Die Industriegewerkschaft Bauen-Agrar-Umwelt (IG Bau) kritisiert die aktuelle Situation am Arbeitsmarkt im Kreis Segeberg. Nach Angaben der Gewerkschaft arbeiten rund 42100 Menschen in Teilzeit, Leiharbeit oder haben einen Minijob als alleiniges Einkommen. Das seien 41 Prozent aller Arbeitnehmer, mehr als je zuvor. Die Gewerkschaft beruft sich hierbei auf eine aktuelle Studie der Hans-Böckler-Stiftung, die die Entwicklung am Arbeitsmarkt im Kreis Segeberg seit dem Jahr 2003 untersucht hat. Damals lag die Quote sogenannter atypischer Jobs noch bei 33 Prozent. IG Bau-Bezirkschef Ralf Olschewski spricht von einem Alarmsignal an die Politik: „Es kann nicht sein, dass wir einerseits einen wirtschaftlichen Aufschwung erleben, aber andererseits so viele Menschen in prekären Verhältnissen arbeiten.“ Der unbefristete Vollzeit- Job müsse dringend wieder zum Normalfall werden, fordert die IG Bau Holstein. Nach Angaben der Böckler-Stiftung hat in Segeberg besonders die Teilzeit-Beschäftigung drastisch zugenommen: Arbeiteten 2003 noch etwa 13600 Erwerbstätige in Teilzeit, waren es 2016 bereits rund 23200 – ein Anstieg von 71 Prozent.

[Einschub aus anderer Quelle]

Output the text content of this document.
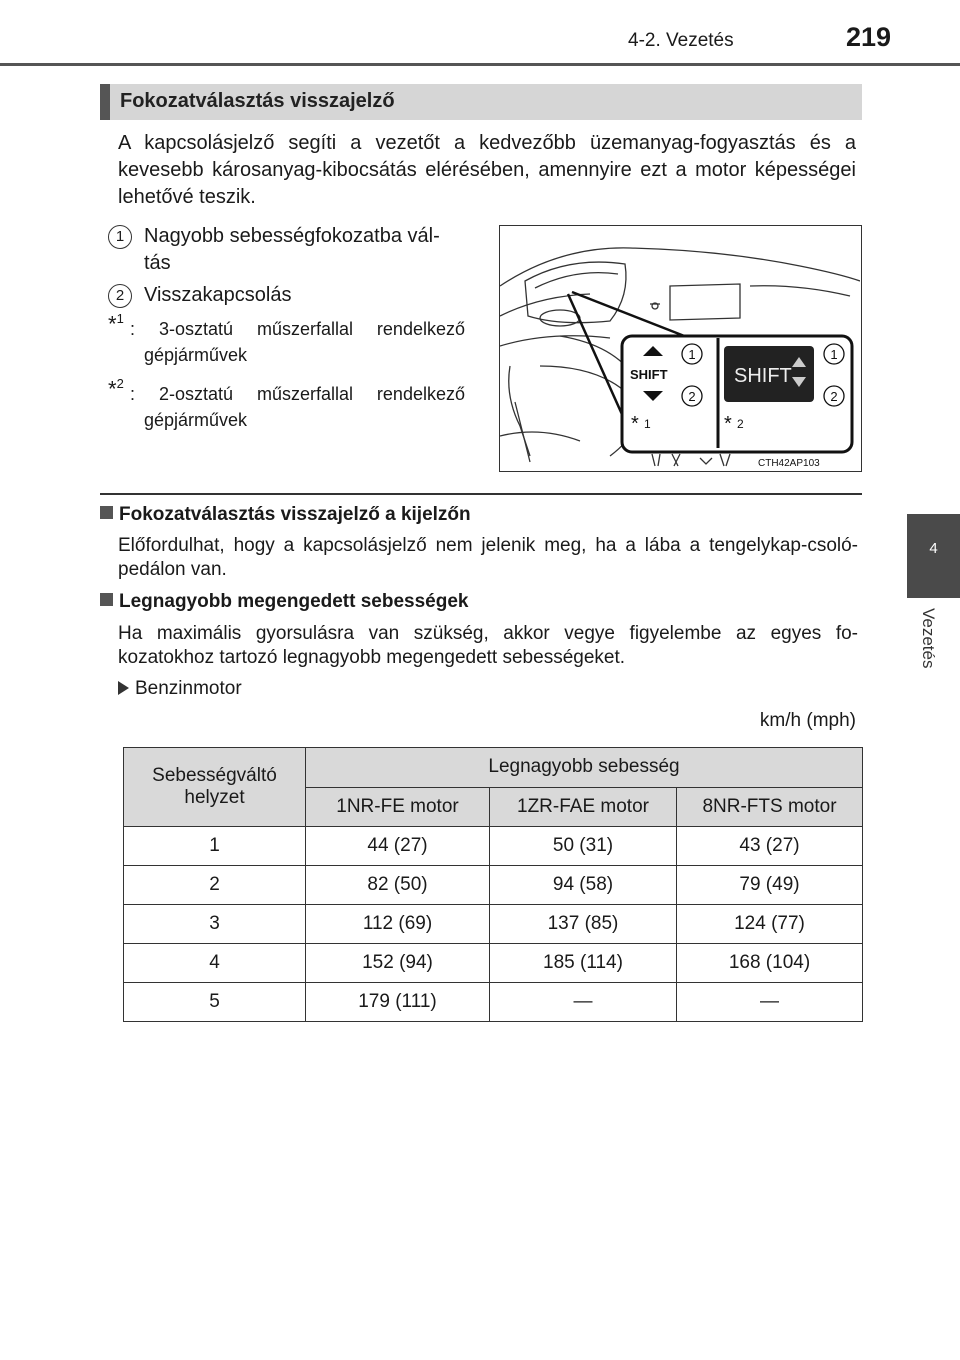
4-2. Vezetés	219
4
Vezetés
Fokozatválasztás visszajelző
A kapcsolásjelző segíti a vezetőt a kedvezőbb üzemanyag-fogyasztás és a kevesebb károsanyag-kibocsátás elérésében, amennyire ezt a motor képességei lehetővé teszik.
1 Nagyobb sebességfokozatba vál-
tás
2 Visszakapcsolás
*$^1$
: 3-osztatú műszerfallal rendelkező
gépjárművek
*$^2$
: 2-osztatú műszerfallal rendelkező
gépjárművek
SHIFT
1
2
* 1
SHIFT
1
2
* 2
CTH42AP103
Fokozatválasztás visszajelző a kijelzőn
Előfordulhat, hogy a kapcsolásjelző nem jelenik meg, ha a lába a tengelykap-csoló-pedálon van.
Legnagyobb megengedett sebességek
Ha maximális gyorsulásra van szükség, akkor vegye figyelembe az egyes fo-kozatokhoz tartozó legnagyobb megengedett sebességeket.
Benzinmotor
km/h (mph)
Sebességváltó helyzet	Legnagyobb sebesség		
	1NR-FE motor	1ZR-FAE motor	8NR-FTS motor
1	44 (27)	50 (31)	43 (27)
2	82 (50)	94 (58)	79 (49)
3	112 (69)	137 (85)	124 (77)
4	152 (94)	185 (114)	168 (104)
5	179 (111)	—	—
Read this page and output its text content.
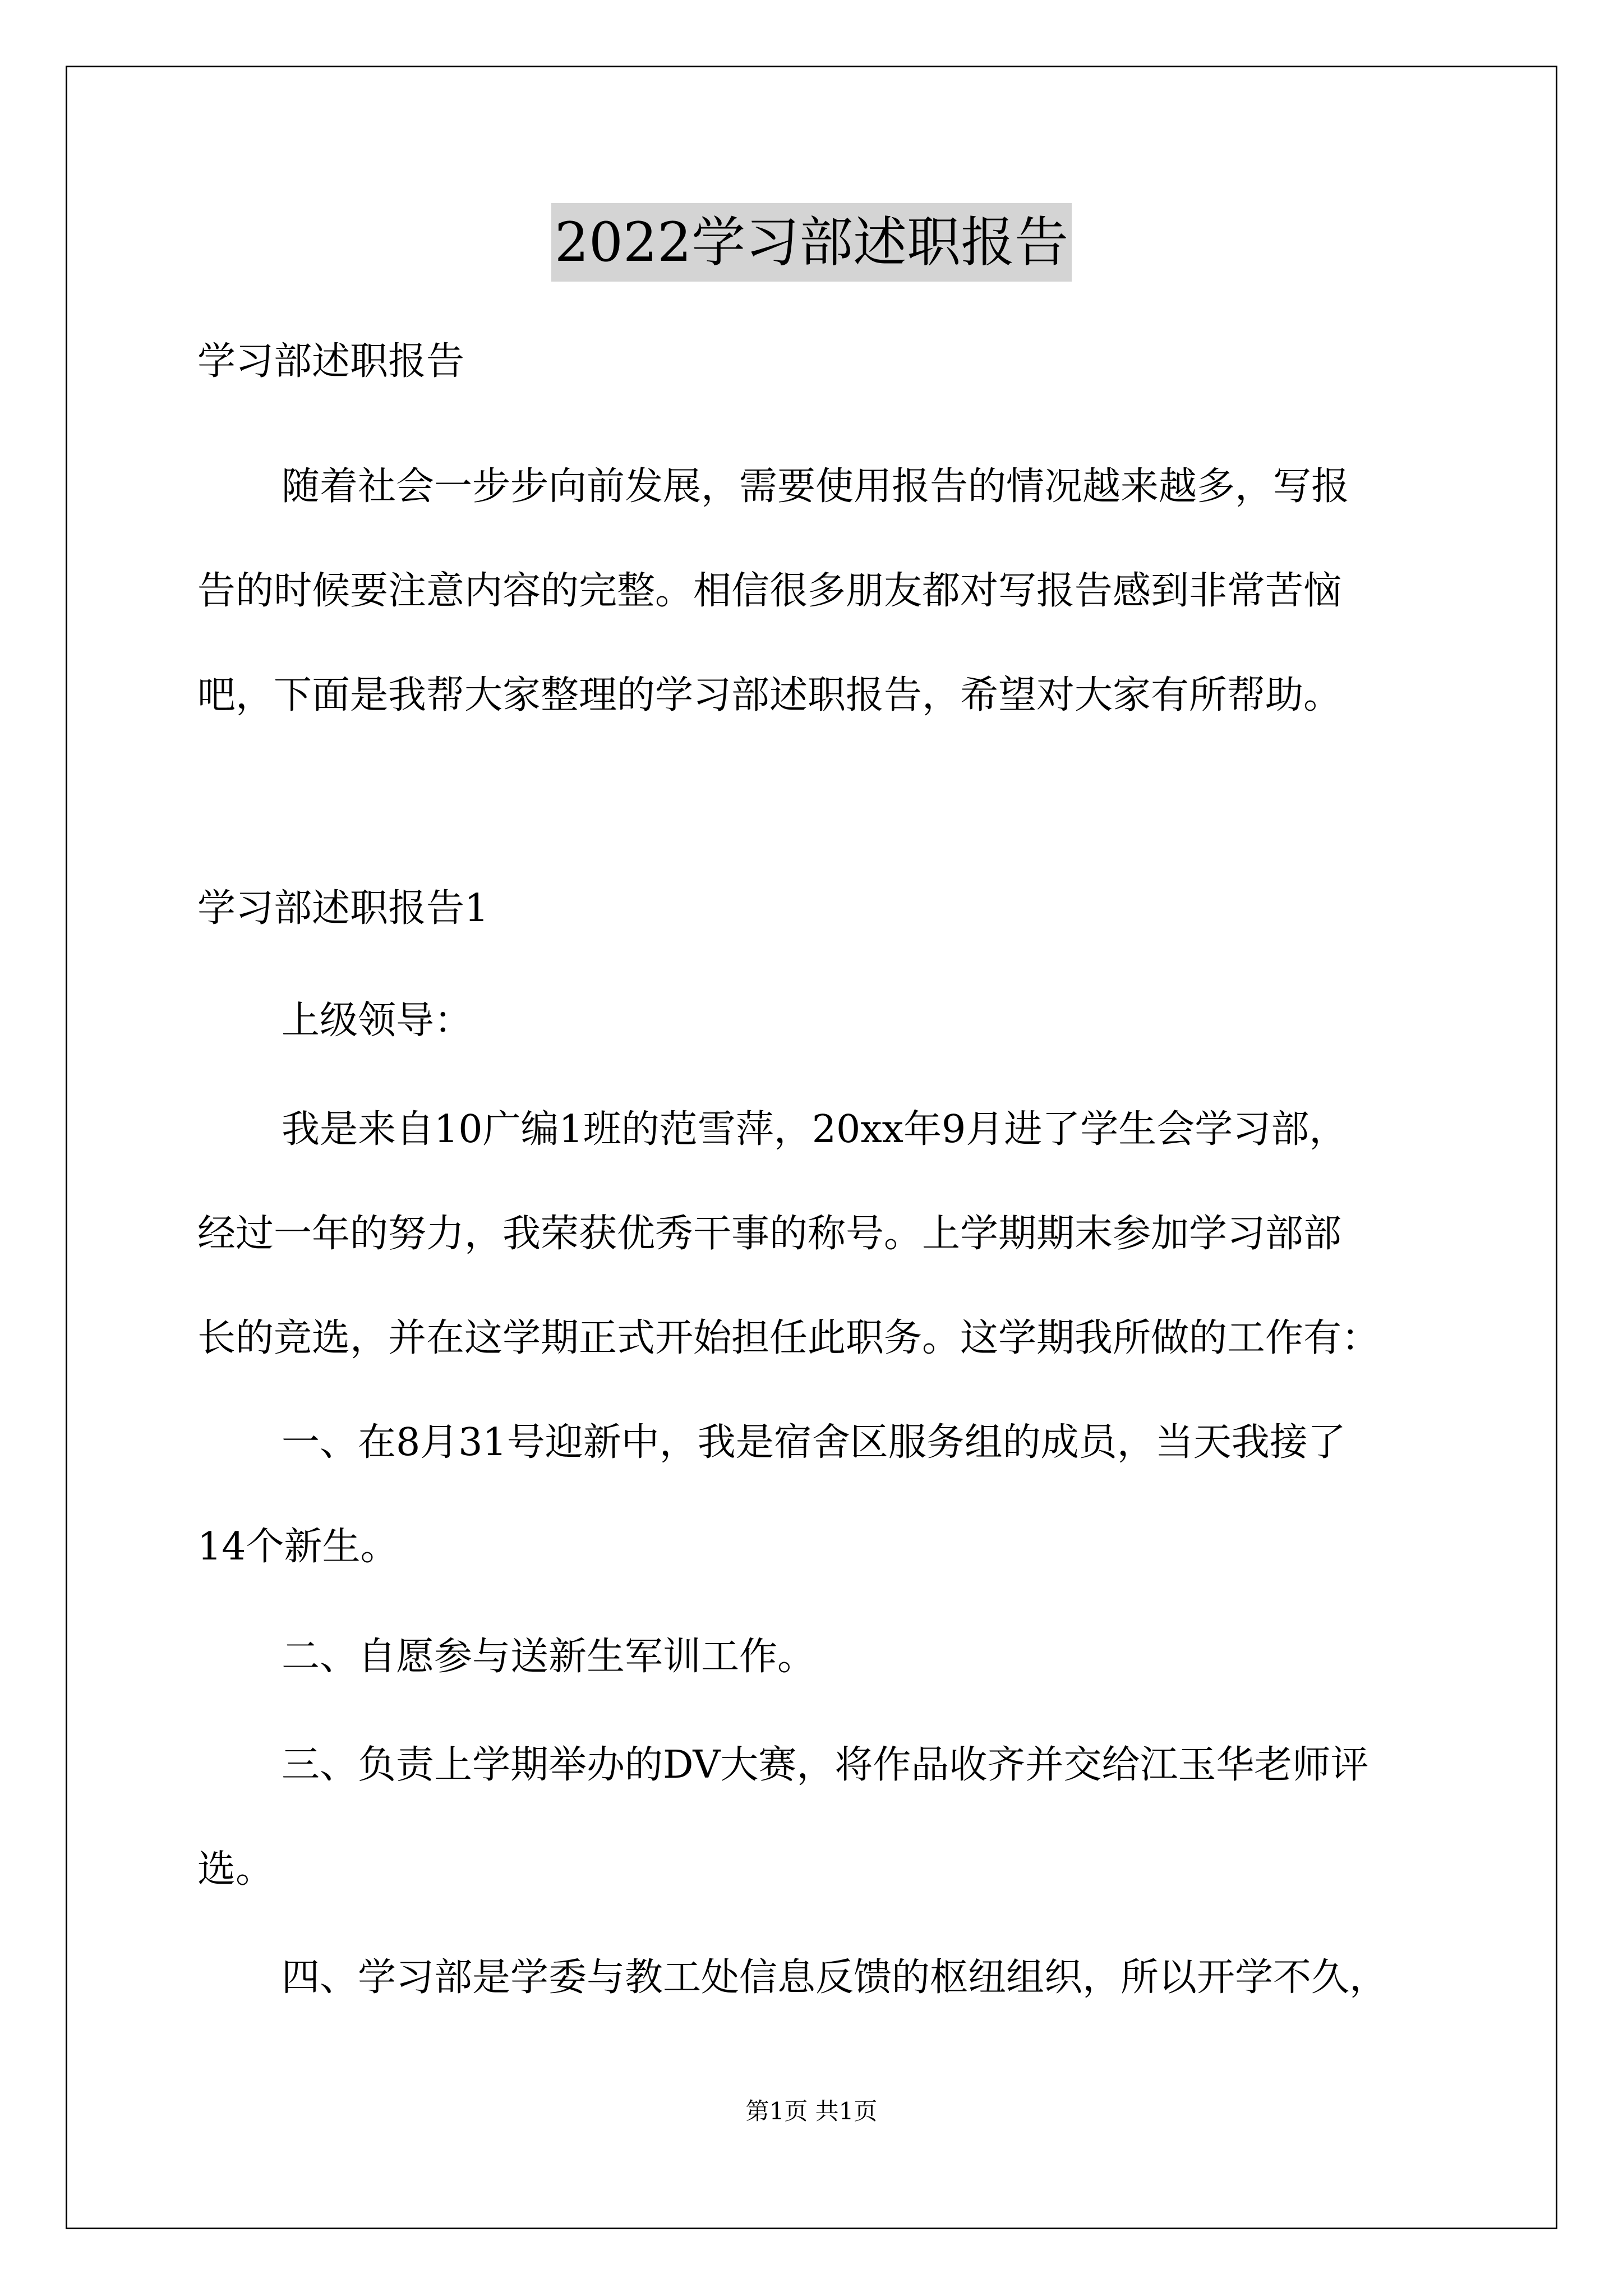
2022学习部述职报告

学习部述职报告

随着社会一步步向前发展，需要使用报告的情况越来越多，写报

告的时候要注意内容的完整。相信很多朋友都对写报告感到非常苦恼

吧，下面是我帮大家整理的学习部述职报告，希望对大家有所帮助。

学习部述职报告1

上级领导：

我是来自10广编1班的范雪萍，20xx年9月进了学生会学习部，

经过一年的努力，我荣获优秀干事的称号。上学期期末参加学习部部

长的竞选，并在这学期正式开始担任此职务。这学期我所做的工作有：

一、在8月31号迎新中，我是宿舍区服务组的成员，当天我接了

14个新生。

二、自愿参与送新生军训工作。

三、负责上学期举办的DV大赛，将作品收齐并交给江玉华老师评

选。

四、学习部是学委与教工处信息反馈的枢纽组织，所以开学不久，

第1页 共1页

Auch bei Minijobs gibt es der Studie zufolge keine Entwarnung: Rund 16100 Menschen im Kreis waren 2016 ausschließlich geringfügig beschäftigt (2003: 15000). In der Gebäudereinigung machten Minijobs laut Olschewski mittlerweile die Hälfte aller Arbeitsplätze aus.